中国の主要省当局は昨年央から年末にかけ、中央政府の第14次5カ年計画(~2025年)に対応する化学産業発展計画を相次ぎ発表した。中央政府は30年までにCO2排出量をピークアウトさせ、60年までに実質ゼロにする「双碳」目標を掲げて、製油所や石炭化学、石油化学の各産業に対する省エネ・排出基準や総量規制を厳格適用する方針を打ち出した。だが化学産業に限らず、中国で一度拡大局面に入った投資に急ブレーキをかけるのは極めて難しい。
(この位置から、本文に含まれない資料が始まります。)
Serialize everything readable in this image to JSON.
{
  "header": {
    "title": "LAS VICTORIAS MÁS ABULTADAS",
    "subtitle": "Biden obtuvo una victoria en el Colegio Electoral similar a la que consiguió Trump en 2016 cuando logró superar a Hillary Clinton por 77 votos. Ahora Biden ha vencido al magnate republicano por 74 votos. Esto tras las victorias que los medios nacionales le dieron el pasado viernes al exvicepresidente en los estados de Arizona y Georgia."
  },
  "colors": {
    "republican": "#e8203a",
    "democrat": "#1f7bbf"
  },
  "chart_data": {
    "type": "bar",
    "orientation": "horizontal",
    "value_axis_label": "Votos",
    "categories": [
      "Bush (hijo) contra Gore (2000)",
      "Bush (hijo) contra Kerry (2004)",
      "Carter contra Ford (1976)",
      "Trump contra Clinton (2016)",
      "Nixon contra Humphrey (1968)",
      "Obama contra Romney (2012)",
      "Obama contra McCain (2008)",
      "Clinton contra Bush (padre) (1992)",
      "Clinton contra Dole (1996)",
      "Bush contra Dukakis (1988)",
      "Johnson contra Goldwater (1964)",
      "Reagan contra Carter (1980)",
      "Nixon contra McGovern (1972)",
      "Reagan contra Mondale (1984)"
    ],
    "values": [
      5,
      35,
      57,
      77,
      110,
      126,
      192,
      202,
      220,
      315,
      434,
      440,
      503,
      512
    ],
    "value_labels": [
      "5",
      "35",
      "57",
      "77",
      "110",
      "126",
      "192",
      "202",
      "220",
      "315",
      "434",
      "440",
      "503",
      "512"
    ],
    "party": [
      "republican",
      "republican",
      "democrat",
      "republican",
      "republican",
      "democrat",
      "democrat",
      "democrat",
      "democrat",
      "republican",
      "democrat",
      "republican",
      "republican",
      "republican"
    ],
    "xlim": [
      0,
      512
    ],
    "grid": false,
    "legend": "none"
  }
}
 七大石化基地を擁する遼寧省や福建省、山東省では化学企業の売上高や付加価値額が全体の2~3割を占め、経済の屋台骨を支える。これら省は25年にかけ石化投資が加速する感すらある。一方、生産能力を高めた基礎化学品と関連インフラをベースに、双碳目標達成に寄与し得るファインケミカルや、人々の健康維持向上に貢献する医薬中間体の生産拡大を打ち出すなど、持続可能性への意識が強まっているのもまた確かだ。

 ある日系企業によると習近平政権が掲げる「共同富裕」や学習塾規制、不動産投資抑制政策は、国連の持続可能開発目標(SDGs)に沿う意味もあると考えられる。中国の実情に合わせ169の詳細目標を優先付けし、達成を図るという。だとすると前出の政策も腑に落ちる部分がある。

 各省の化学産業育成計画において、さらに注目されるのが、いずれもスーパーエンプラ(SE)や高機能膜の事業化を目指すという点だ。汎用品のような技術導入は難しく自前のプロセス開発が求められるため、25年までの実現は困難と思われる。しかし、すでに5G機器用SEの生産を始めた中国企業があり、採用も始まった。中国は以前から高機能樹脂・合成ゴムの研究者を、日本を含む世界各国から招へいし研究人材の育成に力を入れてきた。想定を超える早さで、幅広いSEの量産が始まる可能性もある。

 省エネ・排出削減強化を含め、中国の経済構造は急速に変化し、それにともなって巨大なうねりが生じている。化学業界では生分解性樹脂の大増産がその一例で、樹脂によっては増産を見越して、すでに値崩れが生じている。別の日系企業の駐在員は「中国で5年後を見据えた長期事業目標を設定するのは難しい」とこぼす。経済計画がある一方で、昨年の電力供給制限など不測の事態が生じるケースがあり、化学品市況は大きく振れる。生分解性樹脂に生じたことは、SEやその他化学品にも起こり得る。企業もこうした変化に合わせて事業戦略や与信基準、リスク管理のあり方を再検討する必要がありそうだ。